Deine Freundin postet jeden Tag ein Bild ihres verstorbenen Kindes im WhatsApp Status. Du machst dir Sorgen. Sie muss endlich loslassen.
Ein Bekannter erzählt bei jedem Treffen von seiner Frau, welche vor über acht Jahren an einem Autounfall gestorben ist. Er ist einfach immer noch nicht darüber hinweg.
Beim Familienfest erzählt deine Cousine wieder von ihrem totgeborenen Kind. Es hat doch gar nicht richtig gelebt. Du wünscht ihr, dass sie bald wieder schwanger wird.
Beim gemeinsamen Grillen entdeckst du im Gang deiner Nachbarn einen Platz mit einem Foto der verstorbenen Urgroßmutter. Daneben brennt eine Kerze. Auf einer Karte steht „…gestorben am 04. März 1994.“ Du schüttelst den Kopf und läufst weiter.
Deine Arbeitskollegin ist Witwe. Das erste Weihnachten steht bevor. Jedes Jahr gab es traditionell Fondue zu zweit. Sie deckt den Tisch für zwei Personen und genießt das leckere Essen alleine. Sie erzählt es dir. Du rätst ihr zum Psychologen zu gehen.
All diese Menschen machen eines: Sie erinnern sich, geben dem Menschen einen Platz in ihren Herzen und bauen eine innere Verbindung auf. Von außen hören sie Ratschläge, die sie nicht hören wollen. Sie stoßen auf Unverständnis. Keiner geht auf ihre Trauer ein. Sie sind alleine damit.

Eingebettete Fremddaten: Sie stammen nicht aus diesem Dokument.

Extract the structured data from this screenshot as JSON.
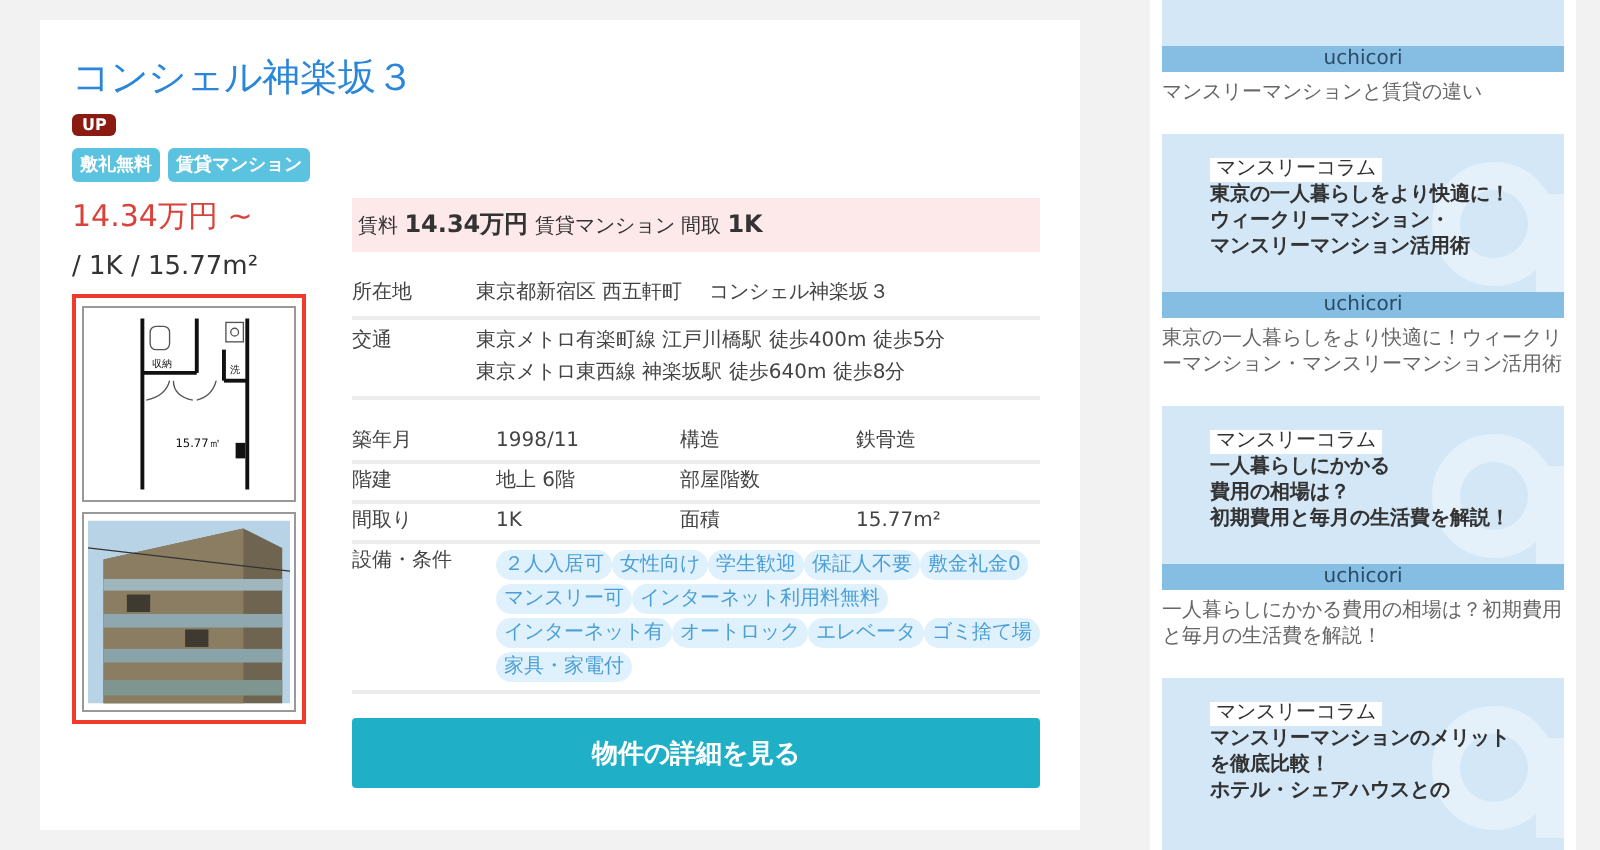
{
  "property": {
    "title": "コンシェル神楽坂３",
    "badge": "UP",
    "tags": [
      "敷礼無料",
      "賃貸マンション"
    ],
    "price": "14.34万円 ~",
    "summary": "/ 1K / 15.77m²",
    "floorplan": {
      "labels": [
        "収納",
        "洗",
        "15.77㎡"
      ]
    },
    "photo": {
      "kind": "picture"
    },
    "highlight": "賃料 **14.34万円** 賃貸マンション 間取 **1K**",
    "location": [
      {
        "label": "所在地",
        "lines": [
          "東京都新宿区 西五軒町　 コンシェル神楽坂３"
        ]
      },
      {
        "label": "交通",
        "lines": [
          "東京メトロ有楽町線 江戸川橋駅 徒歩400m 徒歩5分",
          "東京メトロ東西線 神楽坂駅 徒歩640m 徒歩8分"
        ]
      }
    ],
    "specs": [
      {
        "label": "築年月",
        "value": "1998/11",
        "label2": "構造",
        "value2": "鉄骨造"
      },
      {
        "label": "階建",
        "value": "地上 6階",
        "label2": "部屋階数"
      },
      {
        "label": "間取り",
        "value": "1K",
        "label2": "面積",
        "value2": "15.77m²"
      }
    ],
    "features": {
      "label": "設備・条件",
      "items": [
        "２人入居可",
        "女性向け",
        "学生歓迎",
        "保証人不要",
        "敷金礼金0",
        "マンスリー可",
        "インターネット利用料無料",
        "インターネット有",
        "オートロック",
        "エレベータ",
        "ゴミ捨て場",
        "家具・家電付"
      ]
    },
    "button": "物件の詳細を見る"
  },
  "sidebar": [
    {
      "kind": "cut_top",
      "logo": "uchicori",
      "caption": "マンスリーマンションと賃貸の違い"
    },
    {
      "kind": "full",
      "label": "マンスリーコラム",
      "heading": [
        "東京の一人暮らしをより快適に！",
        "ウィークリーマンション・",
        "マンスリーマンション活用術"
      ],
      "logo": "uchicori",
      "caption": "東京の一人暮らしをより快適に！ウィークリーマンション・マンスリーマンション活用術"
    },
    {
      "kind": "full",
      "label": "マンスリーコラム",
      "heading": [
        "一人暮らしにかかる",
        "費用の相場は？",
        "初期費用と毎月の生活費を解説！"
      ],
      "logo": "uchicori",
      "caption": "一人暮らしにかかる費用の相場は？初期費用と毎月の生活費を解説！"
    },
    {
      "kind": "cut_bottom",
      "label": "マンスリーコラム",
      "heading": [
        "マンスリーマンションのメリット",
        "を徹底比較！",
        "ホテル・シェアハウスとの"
      ]
    }
  ]
}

Noch immer gibt es in der Trauerverarbeitung den Grundsatz: Du musst loslassen. Doch, was muss der Trauernde loslassen? Einen Menschen, den er geliebt hat? Trauer, welche länger als ein Jahr andauert, gilt als „besorgniserregend“. Doch, der Verstorbene ist weg. Er ist immer noch tot. Egal ob es fünf Tage, 3 oder 25 Jahre sind. Die Erinnerung bleibt und oft auch der Schmerz.
Heute geht es oft vielmehr darum eine innere Verbindung zum Verstorbenen zu schaffen. Die Beziehung weiterleben. Das heißt, dass ich mich mit dem Menschen, der mir so sehr fehlt – verbinde. Zum Beispiel in Form einer Imagination. Es kann auch der Brief sein, den ich an den Verstorbenen schreibe, anschließend verbrenne ich ihn und gebe die Asche in die Erde am Grab. Oder eben die Erzählung, die Kerze im Flur oder das gemeinsame Essen alleine.
Die oben genannten Beispiele sind nicht selten. Sie sind gut, so wie sie sind. Trauernde wünschen sich, dass ihr Umfeld auf all diese Handlungen eingeht und darauf reagiert. Zum Beispiel mit lieben Worten oder einfach einem offenen Ohr. Sie wollen gehört werden. Sie wollen Ernst genommen werden. Sie wollen mit ihrem Schmerz nicht alleine sein!